Still, I bought his book, followed his advice, and kept a journal. And I was making progress and feeling good, except for one thing. His chest muscles looked like two concrete blocks forming a deep, straight crevasse between them. Mine had a gaping hole like someone had taken an ice cream scoop to my chest. When I asked a friend how I could fill it in, and he said, “You can’t. You’d have to be born-again by Arnold Schwarzenegger’s parents for that to be possible.” Wow! What a perfect picture of the gospel!
For us to have a new “genetic‟ potential, we need a new Father. And that’s exactly what Jesus says in John 3:3. Some versions of the New Testament translate His original statement as “ye must be born again” and others render it “ye must be born from above”. In fact, the original language can be translated either way. Maybe that’s intentional to show the same truth in two different ways: real change must come by truly starting over, but it’s not enough to have physical potential, human will or others’ desires (John 1:12-13). The new source must also be a spiritual re-creation from God.
Physical genes can provide a foundation only for physical potential, but when we are born again we have a new spiritual potential from our new Father!
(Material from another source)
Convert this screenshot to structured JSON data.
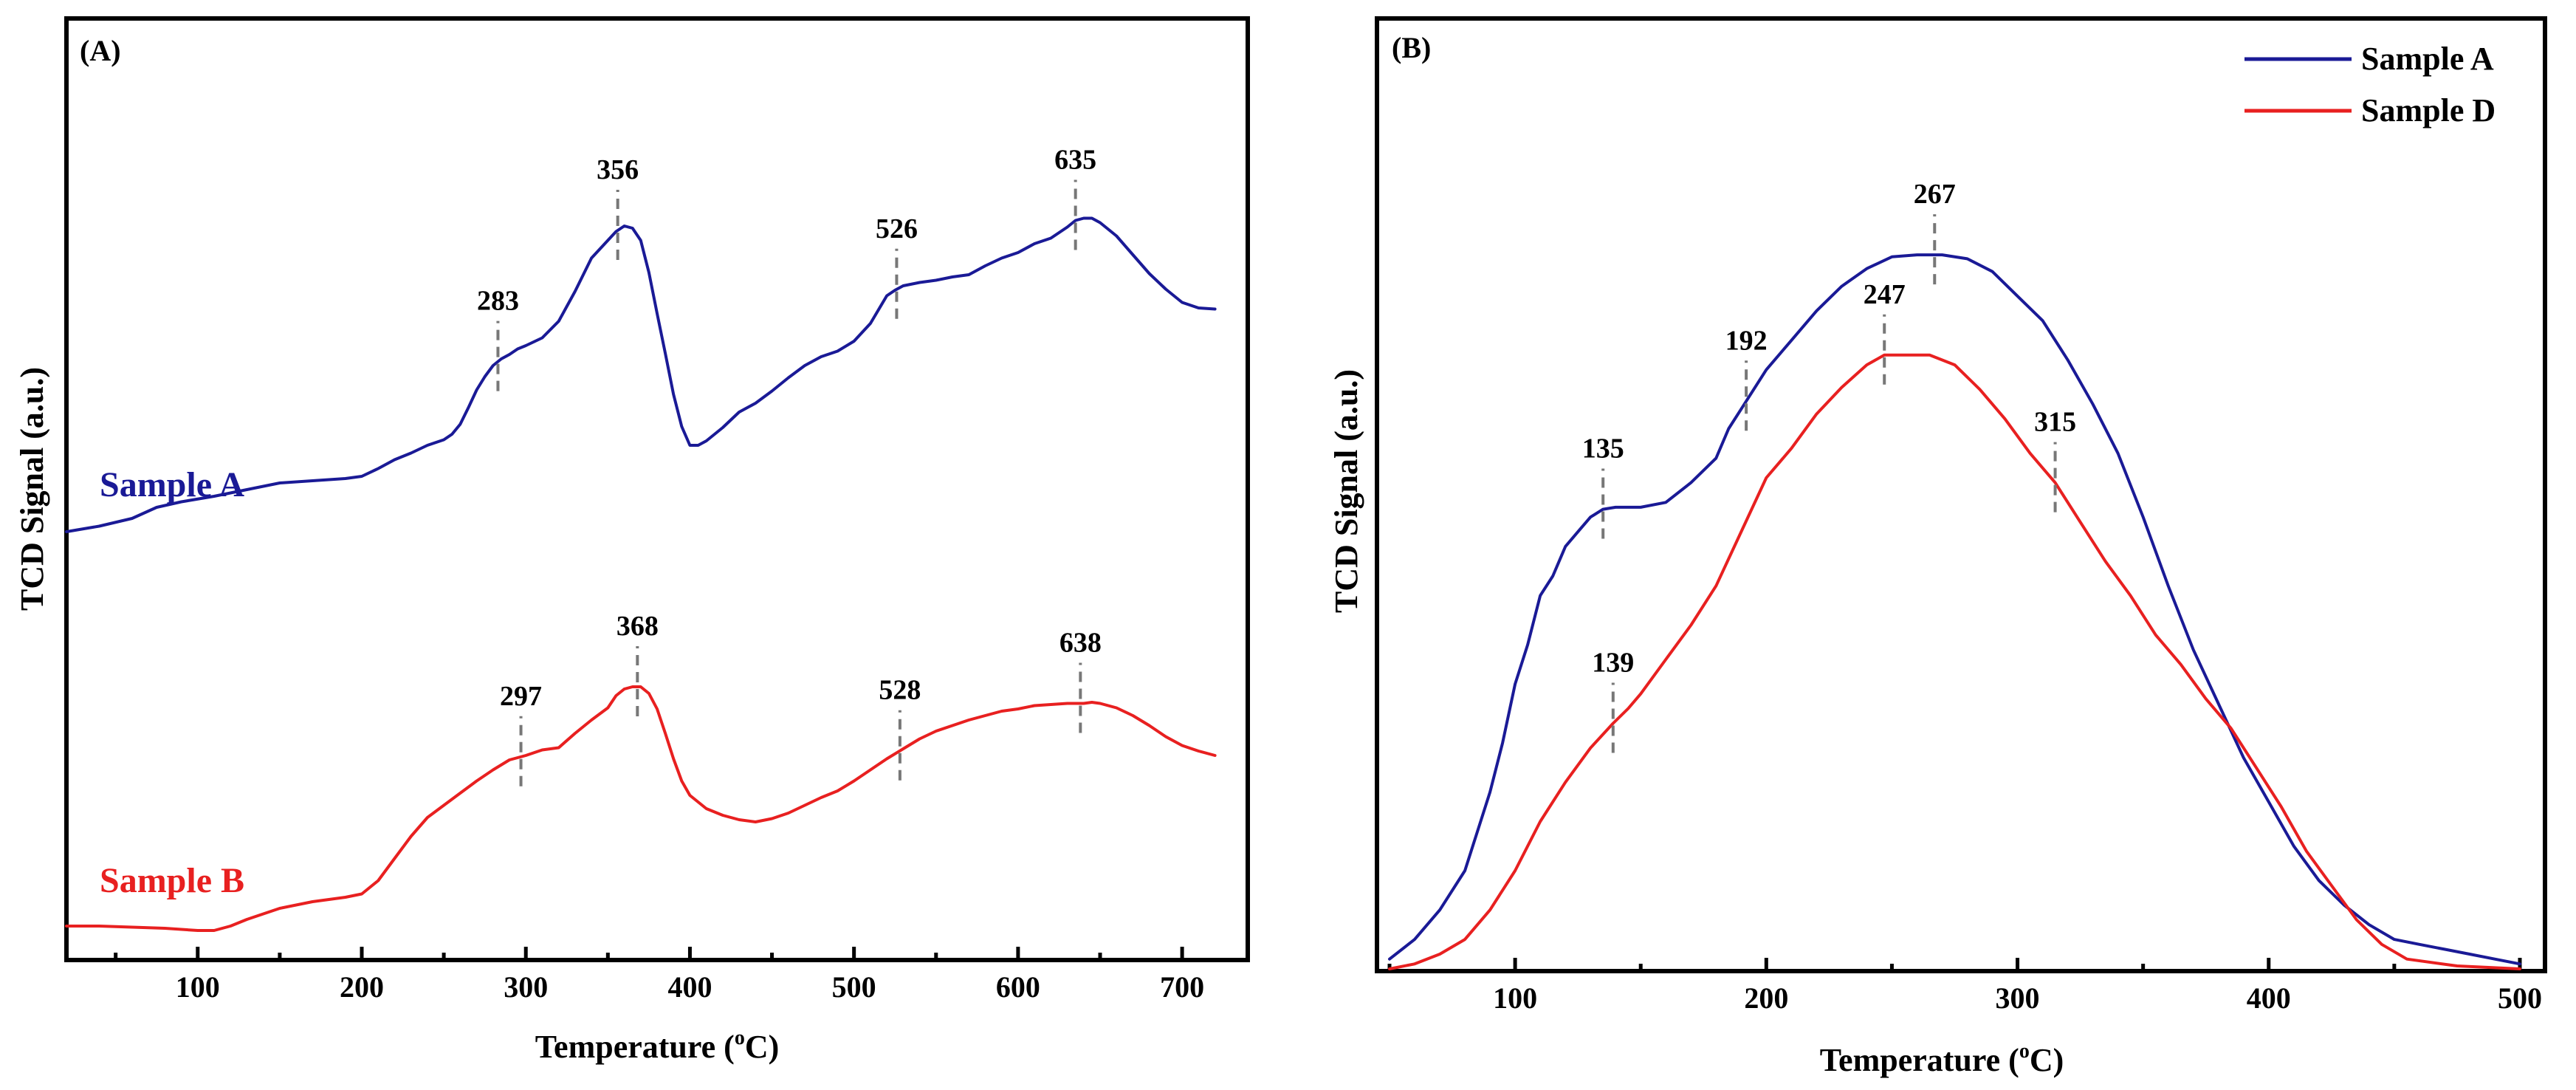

And, just as He creates all children physically different from each other, He recreates His spiritual children with different expressions of their potential. So what is our potential? Consider 1 Corinthians 12.
Verses 4-13 remind us that, even though God re-creates us with different spiritual abilities (supernatural giftedness in discernment, teaching, etc.), the source of all these is His Spirit and the unified purpose is the common good of His people (vs. 7). Sounds pretty good so far, right?
Now remember to be mindful – open to whatever God pours into our lives. Notice verse 11. Our Lord also gives different portions of these gifts to each of us. Does that mean He makes some people great at something and others only good at the same thing? Yes! Romans 12:3ff is even more specific that God gives us different measures of faith. Does that mean He re-births some who will be virtually fearless and others who will struggle against fear? It seems so! But why?!
The twelfth chapter of both letters point to God’s design for His Body: joyful interdependence under its Head, Jesus. Look at verses 14-21 in the letter to the Corinthians. Paul recognizes that some are dissatisfied with the “genes‟ they received from their Father and are envious of others. Others seem to be boastful as if they received what is most important. But verses 22-26 require us to be especially mindful and open. Have you considered that He may have created you or me as weaker, less honorable, or un-presentable so that we need others’ strength or special attention? Humble me, Lord! There will be times that I need others more than they need me!
Physically, a son or daughter might not like the freckles or frizzy hair from their biological Dad. We might also feel that we’re stuck with what our heavenly Father has given us as His spiritual children. But 1 Corinthian 12:18 tells us that “now hath God set the members every one of them in the body, as it hath pleased Him”. God created His Body for interdependent relationships of love.